1. What “best deck” really means
A deck can be “best” in at least three different ways: highest raw expected value, easiest practical clear rate, or best expedition coverage. Those are not always the same thing.
Current community math favors hybrid lines because they improve both parts of the damage formula. That is why hybrid rolls such as +3 / 1.4x, +2 / 1.6x, and +1 / 1.8x dominate serious deck discussion.
But once expedition matching enters the picture, a slightly weaker trio that matches type and element cleanly can be more useful than a mathematically perfect trio that you cannot field often. Use the Dice Calculator for direct side-by-side checks instead of trusting vibes.

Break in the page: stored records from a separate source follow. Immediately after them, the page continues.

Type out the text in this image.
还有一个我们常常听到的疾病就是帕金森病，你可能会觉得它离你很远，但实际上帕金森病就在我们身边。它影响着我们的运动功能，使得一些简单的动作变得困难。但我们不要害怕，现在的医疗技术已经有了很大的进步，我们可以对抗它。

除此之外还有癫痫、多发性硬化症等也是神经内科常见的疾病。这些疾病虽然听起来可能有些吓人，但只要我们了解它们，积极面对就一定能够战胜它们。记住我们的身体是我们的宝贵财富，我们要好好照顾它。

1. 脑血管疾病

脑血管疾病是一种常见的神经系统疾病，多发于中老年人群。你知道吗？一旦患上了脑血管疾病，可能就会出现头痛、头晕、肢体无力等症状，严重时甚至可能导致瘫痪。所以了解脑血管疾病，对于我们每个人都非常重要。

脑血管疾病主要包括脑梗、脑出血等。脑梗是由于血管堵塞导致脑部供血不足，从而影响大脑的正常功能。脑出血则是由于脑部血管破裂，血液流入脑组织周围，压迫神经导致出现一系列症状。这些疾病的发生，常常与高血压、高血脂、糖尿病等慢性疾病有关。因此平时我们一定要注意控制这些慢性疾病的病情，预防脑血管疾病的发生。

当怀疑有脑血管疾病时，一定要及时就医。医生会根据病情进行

2. Current paper-best deck math
3x +3 / 1.4x hybrids
81.9 average
Current paper BIS if all three conditions are guaranteed every run.
3x +2 / 1.6x hybrids
79.2 average
Still elite, and often easier to assemble than three perfect +3 / 1.4x lines.
3x +1 / 1.8x hybrids
72.9 average
Good fallback when your collection lacks the stronger hybrid rolls.
The big practical takeaway is not “memorize one number.” It is that guaranteed hybrid lines are king. If you can guarantee them, they define the strongest paper decks.
If you cannot guarantee them yet, do not force the template too early. A reliable second-best setup is still better than a BIS fantasy deck that breaks every other expedition.
1. The real BIS trio
If you only care about raw math, the strongest deck is three Unique familiars with guaranteed hybrid lines. The community consensus is that +3 / 1.4x hybrids are the best expected-value rolls, with +2 / 1.6x very close behind.
- Best case: three guaranteed +3 / 1.4x lines on conditions you can force every run.
- Very strong fallback: mix +3 / 1.4x, +2 / 1.6x, and +1 / 1.8x hybrids if they all proc reliably.
- Best conditions are same type, same element, all different type, all different element, or a self-tagged “If a Human type Familiar is on your active lineup” style line on a Human familiar.
2. The best practical deck for most players
Most accounts do not own three perfect hybrids. The best practical deck is usually two guaranteed hybrid lines plus one flat-value bridge card such as an easy +7 to +9 type or element line.
- This keeps your floor high while you hunt better hybrids.
- It is easier to pilot than a fragile pure-multiplier setup.
- For real runs, a deck you can field often is stronger than a theoretical trio you almost never match or complete.
3. The best endgame system: coverage, not one static trio
MapleStory Wiki documents that matching the expedition’s recommended type and element improves your starting bonus and can add extra scenario effects. That pushes many advanced players toward a coverage setup instead of one frozen god trio.
- A practical endgame goal is about nine good Unique familiars across several presets.
- Keep one all-different deck, one same-cluster deck, and one flexible matching deck.
- Coverage often beats a static BIS trio once expedition matching enters the decision.
6. Best easy cores from the current familiar pool
Looking at the current 58-familiar pool, some same-condition decks are much easier to build than others. These are not automatic BIS lines by themselves, but they are the best places to start if you want consistent same-type or same-element decks.
Human / Ice
This is the easiest dense same-condition core in the current 58-familiar pool.
Good pool: High Flora Longswordsman, High Flora Armored Soldier, High Flora Magician, High Flora Foot Soldier, Harsh Winter Researcher, Flora Heavy Infantry
Devil / Dark
A compact high-level cluster that makes same type and same element decks straightforward.
Good pool: Priest of the Source, Knight of the Source, Abyssal Hunter, Abyssal Guard, Despairing Guard
Machine / Lightning
A clean four-card shell that is easy to understand and easy to keep consistent.
Good pool: Guard Corundum, Guard Agate, Houndbot, Conductorbot
Human / Fire
A practical bridge cluster for players who need a strong same-type core before deeper coverage farming.
Good pool: Soul Slayer, Drowsy Autumn Researcher, Ebonstar Bombardier, Ebonstar Archer
If you are unsure which of these pools fits your box best, use the Familiars Database first, then test actual line combinations in the Deck Builder.
7. What I would build by account stage
Shallow collection: one easy flat-value card, two guaranteed hybrids, and no obsession with perfect matching.
Mid-game collection: turn one dense cluster into a real same-type or same-element deck, then add one all-different preset.
Deep collection: aim for a nine-familiar coverage system with guaranteed hybrids and multiple expedition matching options. That is the closest thing to a true endgame solution right now.
The Deck Optimizer is especially useful once you already have two strong anchors and want to find the least painful third-card swap.